FY17 | FY18 | FY19 | FY20 | FY21 | Average | |
Earnings per Share ($) | 3.47 | 4.81 | 4.61 | 3.97 | 6.10 | |
Average Market Price ($) | 56.0 | 62.4 | 46.9 | 38.2 | 73.9 | |
Historical P/E | 16.2x | 13.0x | 10.2x | 9.6x | 12.1x | 12.2x |
Source: Company Financials, Yahoo Finance, Author’s Estimates |
Multiplying the average P/E multiple with the forecast earnings per share of $7.59 gives a target price of $92.7 for the end of 2022. This price target implies a 37.1% upside from the September 23 closing price.

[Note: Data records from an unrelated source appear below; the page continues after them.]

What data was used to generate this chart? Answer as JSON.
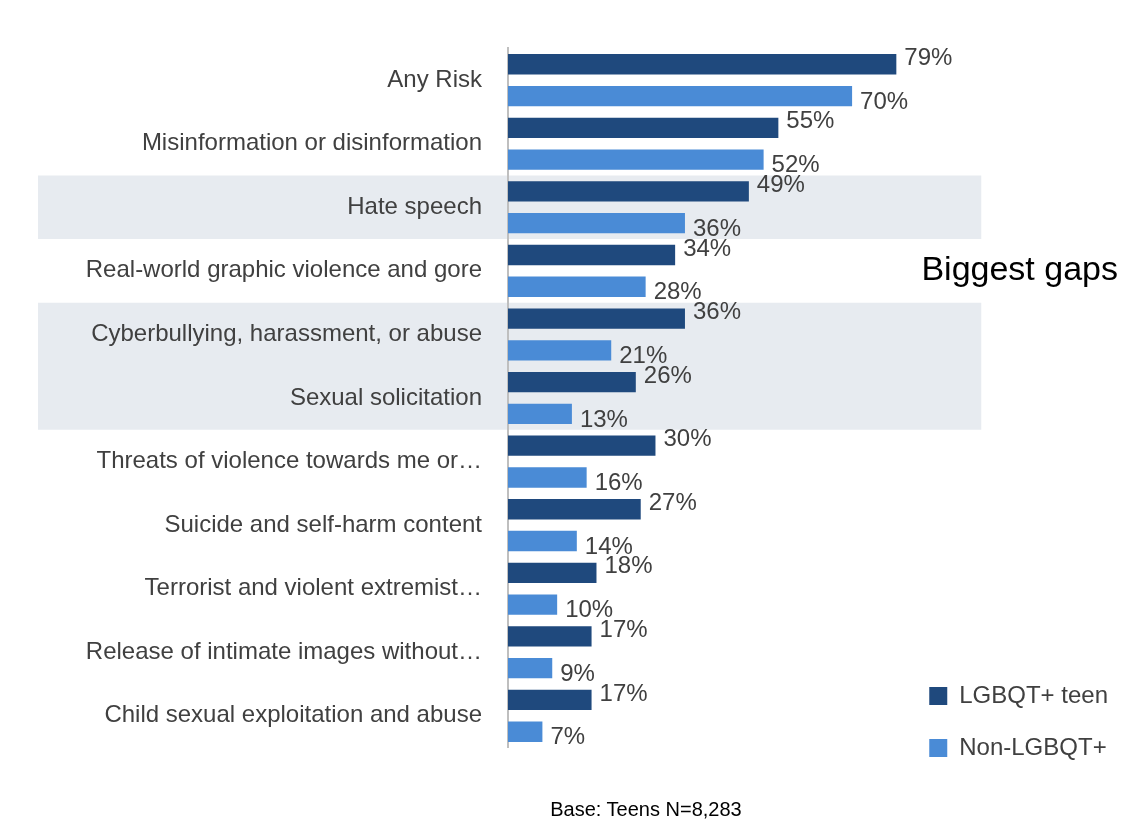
{
  "chart_data": {
    "type": "bar",
    "orientation": "horizontal",
    "categories": [
      "Any Risk",
      "Misinformation or disinformation",
      "Hate speech",
      "Real-world graphic violence and gore",
      "Cyberbullying, harassment, or abuse",
      "Sexual solicitation",
      "Threats of violence towards me or…",
      "Suicide and self-harm content",
      "Terrorist and violent extremist…",
      "Release of intimate images without…",
      "Child sexual exploitation and abuse"
    ],
    "series": [
      {
        "name": "LGBQT+ teen",
        "color": "#1f497d",
        "values": [
          79,
          55,
          49,
          34,
          36,
          26,
          30,
          27,
          18,
          17,
          17
        ],
        "value_labels": [
          "79%",
          "55%",
          "49%",
          "34%",
          "36%",
          "26%",
          "30%",
          "27%",
          "18%",
          "17%",
          "17%"
        ]
      },
      {
        "name": "Non-LGBQT+",
        "color": "#4a8bd6",
        "values": [
          70,
          52,
          36,
          28,
          21,
          13,
          16,
          14,
          10,
          9,
          7
        ],
        "value_labels": [
          "70%",
          "52%",
          "36%",
          "28%",
          "21%",
          "13%",
          "16%",
          "14%",
          "10%",
          "9%",
          "7%"
        ]
      }
    ],
    "bands": [
      {
        "axis": "y",
        "from": "Hate speech",
        "to": "Hate speech",
        "color": "#e7ebf0"
      },
      {
        "axis": "y",
        "from": "Cyberbullying, harassment, or abuse",
        "to": "Sexual solicitation",
        "color": "#e7ebf0"
      }
    ],
    "annotations": [
      "Biggest gaps",
      "Base: Teens N=8,283"
    ],
    "legend": "bottom right"
  }
}
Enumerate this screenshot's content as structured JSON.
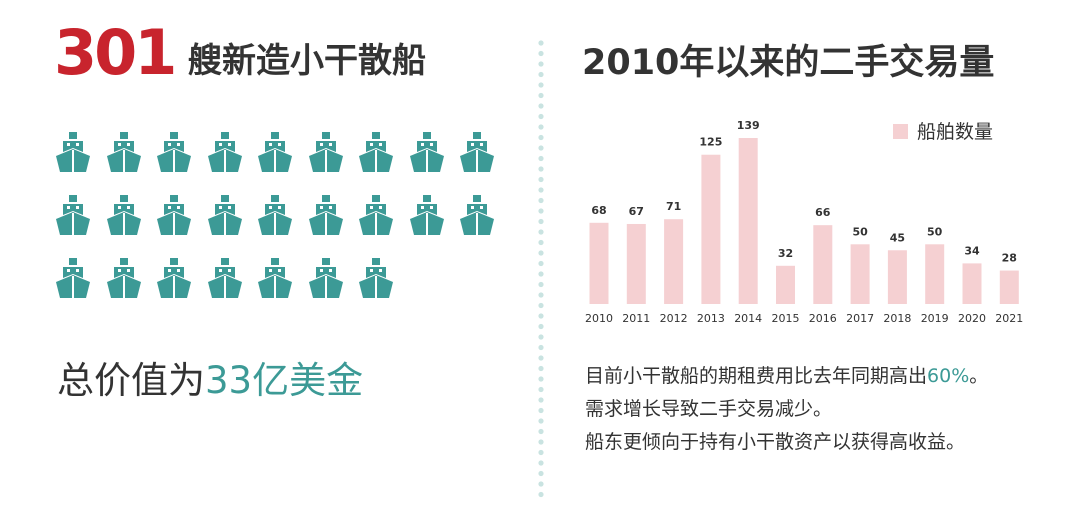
{
  "left": {
    "count": "301",
    "count_label": "艘新造小干散船",
    "ship_icon_count": 25,
    "ship_icon": "ship-icon",
    "total_prefix": "总价值为",
    "total_value": "33亿美金"
  },
  "right": {
    "title": "2010年以来的二手交易量",
    "desc_line1_pre": "目前小干散船的期租费用比去年同期高出",
    "desc_line1_hl": "60%",
    "desc_line1_post": "。",
    "desc_line2": "需求增长导致二手交易减少。",
    "desc_line3": "船东更倾向于持有小干散资产以获得高收益。"
  },
  "colors": {
    "accent_red": "#c8242d",
    "accent_teal": "#3c9a96",
    "bar": "#f5d0d2",
    "text": "#333333",
    "divider": "#c9e3e1"
  },
  "chart_data": {
    "type": "bar",
    "title": "2010年以来的二手交易量",
    "categories": [
      "2010",
      "2011",
      "2012",
      "2013",
      "2014",
      "2015",
      "2016",
      "2017",
      "2018",
      "2019",
      "2020",
      "2021"
    ],
    "series": [
      {
        "name": "船舶数量",
        "values": [
          68,
          67,
          71,
          125,
          139,
          32,
          66,
          50,
          45,
          50,
          34,
          28
        ]
      }
    ],
    "data_labels": true,
    "legend": "top-right",
    "grid": false,
    "ylim": [
      0,
      139
    ]
  }
}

The following table shows the sensitivity of the target price to the P/E ratio.
P/E Multiple | 10.2x | 11.2x | 12.2x | 13.2x | 14.2x |
EPS 2022 ($) | 7.59 | 7.59 | 7.59 | 7.59 | 7.59 |
Target Price ($) | 77.5 | 85.1 | 92.7 | 100.3 | 107.9 |
Market Price ($) | 67.6 | 67.6 | 67.6 | 67.6 | 67.6 |
Upside/(Downside) | 14.6% | 25.9% | 37.1% | 48.3% | 59.6% |
Source: Author’s Estimates |
Equally weighting the target prices from the two valuation methods gives a combined target price of $83.2, which implies a 23.0% upside from the current market price. Adding the forward dividend yield gives a total expected return of 25.7%. Hence, I’m maintaining a buy rating on East West Bancorp.